Skip to content

Release 0.11.0

Compare
Choose a tag to compare
@hardbyte hardbyte released this 28 Feb 02:38
fdcbd01

Major changes:

  • The greedy solver has been ported to C++, bringing performance improvements. The pure Python version remains in the package as anonlink.solving.greedy_solve_python.
  • Candidate pair generation now supports blocking. Some blocking functions are defined in anonlink.blocking but custom ones may be defined.
  • New utilities assist in analysis of similarity scores. They can help an analyst find a good threshold or determine the quality of the linkage, and can be found in anonlink.stats. Examples are located in docs/examples/similarity-plots.
  • Adds a probabilistic multiparty greedy solver.
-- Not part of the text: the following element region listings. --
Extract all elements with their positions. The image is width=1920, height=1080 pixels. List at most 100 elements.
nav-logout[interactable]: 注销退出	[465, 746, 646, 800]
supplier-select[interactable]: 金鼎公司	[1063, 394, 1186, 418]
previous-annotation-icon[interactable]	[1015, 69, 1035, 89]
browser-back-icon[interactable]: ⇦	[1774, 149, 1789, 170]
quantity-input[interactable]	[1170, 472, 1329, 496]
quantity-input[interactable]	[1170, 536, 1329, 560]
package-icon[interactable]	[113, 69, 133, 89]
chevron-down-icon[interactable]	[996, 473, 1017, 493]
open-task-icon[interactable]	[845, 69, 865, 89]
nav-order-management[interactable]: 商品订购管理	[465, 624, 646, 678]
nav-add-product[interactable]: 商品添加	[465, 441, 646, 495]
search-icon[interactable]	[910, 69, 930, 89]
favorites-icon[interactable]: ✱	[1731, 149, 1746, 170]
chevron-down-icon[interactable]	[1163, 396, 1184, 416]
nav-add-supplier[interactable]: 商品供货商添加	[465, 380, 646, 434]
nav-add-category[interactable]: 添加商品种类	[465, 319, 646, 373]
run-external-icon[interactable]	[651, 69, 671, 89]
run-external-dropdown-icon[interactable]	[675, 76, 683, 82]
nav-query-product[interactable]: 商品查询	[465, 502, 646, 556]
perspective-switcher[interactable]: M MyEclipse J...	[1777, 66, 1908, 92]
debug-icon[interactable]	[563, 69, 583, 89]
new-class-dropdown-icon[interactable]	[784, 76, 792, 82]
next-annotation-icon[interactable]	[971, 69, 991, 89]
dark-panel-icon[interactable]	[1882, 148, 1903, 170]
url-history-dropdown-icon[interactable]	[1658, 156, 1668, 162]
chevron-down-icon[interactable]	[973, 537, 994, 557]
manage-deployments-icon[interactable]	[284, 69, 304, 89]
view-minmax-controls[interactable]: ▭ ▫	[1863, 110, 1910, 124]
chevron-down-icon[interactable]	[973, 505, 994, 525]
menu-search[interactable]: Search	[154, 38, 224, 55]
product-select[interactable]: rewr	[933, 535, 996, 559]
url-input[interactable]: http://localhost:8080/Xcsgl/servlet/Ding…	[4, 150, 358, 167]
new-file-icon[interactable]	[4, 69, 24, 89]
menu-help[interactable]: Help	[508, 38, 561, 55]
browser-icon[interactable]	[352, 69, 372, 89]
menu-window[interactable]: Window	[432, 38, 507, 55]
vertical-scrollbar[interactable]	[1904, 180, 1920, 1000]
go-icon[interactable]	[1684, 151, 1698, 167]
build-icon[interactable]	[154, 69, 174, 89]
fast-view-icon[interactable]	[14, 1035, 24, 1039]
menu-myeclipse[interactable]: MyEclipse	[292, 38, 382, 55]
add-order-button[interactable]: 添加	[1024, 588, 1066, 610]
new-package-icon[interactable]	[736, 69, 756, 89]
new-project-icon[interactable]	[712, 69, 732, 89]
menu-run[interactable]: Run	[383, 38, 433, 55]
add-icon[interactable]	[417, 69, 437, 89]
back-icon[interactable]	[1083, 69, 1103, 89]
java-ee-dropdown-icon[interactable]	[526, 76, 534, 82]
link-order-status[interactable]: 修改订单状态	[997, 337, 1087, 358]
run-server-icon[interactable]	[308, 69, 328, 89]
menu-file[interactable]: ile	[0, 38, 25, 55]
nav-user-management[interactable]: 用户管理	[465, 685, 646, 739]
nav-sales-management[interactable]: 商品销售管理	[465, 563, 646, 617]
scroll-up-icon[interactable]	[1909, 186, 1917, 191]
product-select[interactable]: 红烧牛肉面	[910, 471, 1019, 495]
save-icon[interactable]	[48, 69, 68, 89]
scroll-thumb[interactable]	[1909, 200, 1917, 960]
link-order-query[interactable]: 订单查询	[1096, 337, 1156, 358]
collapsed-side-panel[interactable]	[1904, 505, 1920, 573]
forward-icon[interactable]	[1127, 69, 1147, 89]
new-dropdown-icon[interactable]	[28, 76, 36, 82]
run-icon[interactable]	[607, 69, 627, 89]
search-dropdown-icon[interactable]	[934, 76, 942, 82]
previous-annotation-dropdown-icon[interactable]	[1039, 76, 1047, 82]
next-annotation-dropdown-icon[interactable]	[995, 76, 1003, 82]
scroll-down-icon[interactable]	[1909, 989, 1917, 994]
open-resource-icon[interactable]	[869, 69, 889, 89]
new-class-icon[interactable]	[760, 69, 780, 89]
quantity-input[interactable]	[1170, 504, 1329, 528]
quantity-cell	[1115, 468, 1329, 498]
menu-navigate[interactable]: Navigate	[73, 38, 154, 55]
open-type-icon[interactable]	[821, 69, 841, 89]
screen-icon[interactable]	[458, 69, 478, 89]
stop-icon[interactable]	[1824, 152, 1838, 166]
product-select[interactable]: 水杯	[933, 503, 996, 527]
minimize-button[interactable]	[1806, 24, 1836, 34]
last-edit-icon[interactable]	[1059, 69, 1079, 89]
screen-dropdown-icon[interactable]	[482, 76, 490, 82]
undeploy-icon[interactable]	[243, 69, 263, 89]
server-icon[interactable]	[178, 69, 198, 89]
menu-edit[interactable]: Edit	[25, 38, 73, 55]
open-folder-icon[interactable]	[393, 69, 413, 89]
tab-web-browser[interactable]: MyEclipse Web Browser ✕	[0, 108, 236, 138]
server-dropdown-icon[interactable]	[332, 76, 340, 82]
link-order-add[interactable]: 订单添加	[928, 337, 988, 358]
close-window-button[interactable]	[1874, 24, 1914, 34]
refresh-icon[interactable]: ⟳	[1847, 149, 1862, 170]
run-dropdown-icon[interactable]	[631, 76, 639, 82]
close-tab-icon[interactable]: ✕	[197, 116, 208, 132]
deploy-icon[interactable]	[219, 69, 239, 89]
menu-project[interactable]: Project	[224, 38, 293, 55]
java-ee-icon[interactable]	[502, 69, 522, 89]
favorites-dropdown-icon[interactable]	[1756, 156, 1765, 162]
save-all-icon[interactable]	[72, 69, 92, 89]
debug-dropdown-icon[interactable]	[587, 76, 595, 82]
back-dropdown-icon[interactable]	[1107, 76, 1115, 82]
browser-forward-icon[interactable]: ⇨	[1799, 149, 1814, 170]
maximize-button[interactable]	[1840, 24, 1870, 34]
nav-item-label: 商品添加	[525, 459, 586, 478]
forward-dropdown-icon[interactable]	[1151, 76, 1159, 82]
It generally yields more accurate results than the previous multiparty greedy solver. It is able to infer that some pairs match even they are below the similarity threshold.

Minor changes:

  • The hamming_similarity in the similarities module is renamed to simple_matching_coefficient, which is the canonical name for this similarity measure. hamming_similarity is now a deprecated alias.
  • anonlink.similarities is now imported whenever anonlink is imported. This means that anonlink.similarities no longer has to be imported separately.
  • The new helper function anonlink.solving.pairs_from_groups turns the output of the greedy solver (a set of groups) into an iterable of pairs for bipartite problems.
  • Dice similarity functions now support bytes as input. Previously the inputs had to be bitarrays.
  • Mypy typing is enforced in the automated tests.
  • Adds a heuristic for estimating the quality of the linkage, anonlink.stats.nonmatch_index_score.